首先,他指出:真正的重大革新往往会根本改变商业行为,为企业工作场所及其职能带来巨大的变化。20世纪90年代中期开始的这10年中,这方面的确发生了一些变化,然而那之后,就再没有什么改变了。这正印证了戈登的断言:信息科技革命的主要影响已经过去了。

Second, one of the major arguments of techno-optimists is that official measures of economic growth understate the real extent of progress, because they don’t fully account for the benefits of truly new goods. Gordon concedes this point, but notes that it was always thus — and that the understatement of progress was probably bigger during the great prewar transformation than it is today.

其次,技术乐观主义者的一个主要观点是,经济增长的官方数据低估了进步的真实程度,因为他们没有充分考虑真正的新产品所带来的益处。戈登承认这一点,但指出,这和过去并没有什么不同。相反,在战前的大变革时期,这种低估很有可能要比今天更甚。

So what does this say about the future? Gordon suggests that the future is all too likely to be marked by stagnant living standards for most Americans, because the effects of slowing technological progress will be reinforced by a set of “headwinds”: rising inequality, a plateau in education levels, an aging population and more.
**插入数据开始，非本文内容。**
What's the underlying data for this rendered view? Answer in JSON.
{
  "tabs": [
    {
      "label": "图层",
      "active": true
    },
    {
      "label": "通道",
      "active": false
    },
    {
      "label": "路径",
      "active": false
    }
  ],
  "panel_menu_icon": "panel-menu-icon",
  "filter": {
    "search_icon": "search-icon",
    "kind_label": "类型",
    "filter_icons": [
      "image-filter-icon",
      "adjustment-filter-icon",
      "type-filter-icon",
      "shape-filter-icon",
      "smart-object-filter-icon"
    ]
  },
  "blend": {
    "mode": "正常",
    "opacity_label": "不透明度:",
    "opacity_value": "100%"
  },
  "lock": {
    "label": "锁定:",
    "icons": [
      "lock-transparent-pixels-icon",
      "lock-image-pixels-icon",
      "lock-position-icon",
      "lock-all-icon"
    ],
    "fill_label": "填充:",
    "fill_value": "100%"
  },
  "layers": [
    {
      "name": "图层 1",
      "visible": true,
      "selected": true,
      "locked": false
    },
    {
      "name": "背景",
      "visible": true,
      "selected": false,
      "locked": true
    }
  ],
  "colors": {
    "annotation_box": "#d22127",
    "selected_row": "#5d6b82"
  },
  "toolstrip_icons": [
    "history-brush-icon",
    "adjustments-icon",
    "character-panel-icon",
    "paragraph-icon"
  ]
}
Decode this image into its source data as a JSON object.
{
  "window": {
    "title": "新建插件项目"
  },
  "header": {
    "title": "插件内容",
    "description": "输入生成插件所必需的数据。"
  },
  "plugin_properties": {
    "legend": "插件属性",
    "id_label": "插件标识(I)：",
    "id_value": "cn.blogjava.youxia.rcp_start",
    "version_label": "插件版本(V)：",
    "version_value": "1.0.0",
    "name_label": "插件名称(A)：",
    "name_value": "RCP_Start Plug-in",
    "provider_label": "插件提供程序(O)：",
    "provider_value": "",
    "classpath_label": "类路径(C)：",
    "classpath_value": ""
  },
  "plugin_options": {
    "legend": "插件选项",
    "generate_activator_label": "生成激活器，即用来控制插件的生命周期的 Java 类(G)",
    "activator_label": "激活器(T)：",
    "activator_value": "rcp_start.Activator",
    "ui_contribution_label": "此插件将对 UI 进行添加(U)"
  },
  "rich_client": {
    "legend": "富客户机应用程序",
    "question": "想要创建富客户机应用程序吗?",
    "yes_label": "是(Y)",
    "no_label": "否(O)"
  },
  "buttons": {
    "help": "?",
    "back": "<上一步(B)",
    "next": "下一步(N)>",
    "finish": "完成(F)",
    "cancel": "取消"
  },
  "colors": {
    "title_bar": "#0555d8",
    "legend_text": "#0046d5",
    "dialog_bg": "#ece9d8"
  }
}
这对未来意味着什么呢?戈登认为,对大多数美国人来说,未来很有可能是生活水平停滞不前。技术进步的缓慢将被一系列“逆向”因素强化:贫富差距不断加大、教育水平不再提高、人口趋于老龄化,等等。

It’s a shocking prediction for a society whose self-image, arguably its very identity, is bound up with the expectation of constant progress. And you have to wonder about the social and political consequences of another generation of stagnation or decline in working-class incomes.

我们社会的自我形象,甚至可以说自我认同,都以不断的发展进步为核心。戈登对未来的预测实在是振聋发聩、发人深省。我们不得不认真思考,如果下一代工薪阶层收入继续停滞或下降,这将会带来什么样的社会和政治后果。

Of course, Gordon could be wrong: Maybe we’re on the cusp of truly transformative change, say from artificial intelligence or radical progress in biology (which would bring their own risks). But he makes a powerful case. Perhaps the future isn’t what it used to be.

当然,戈登也有可能错了。也许我们正处在一个真正的革命性变革的前夕,这种变革也许是人工智能或者在生物学上的根本性进展(当然伴随而来的还有相应的风险)。但是他的确提出了一个强有力的论证。也许,未来和过去的确不再相同。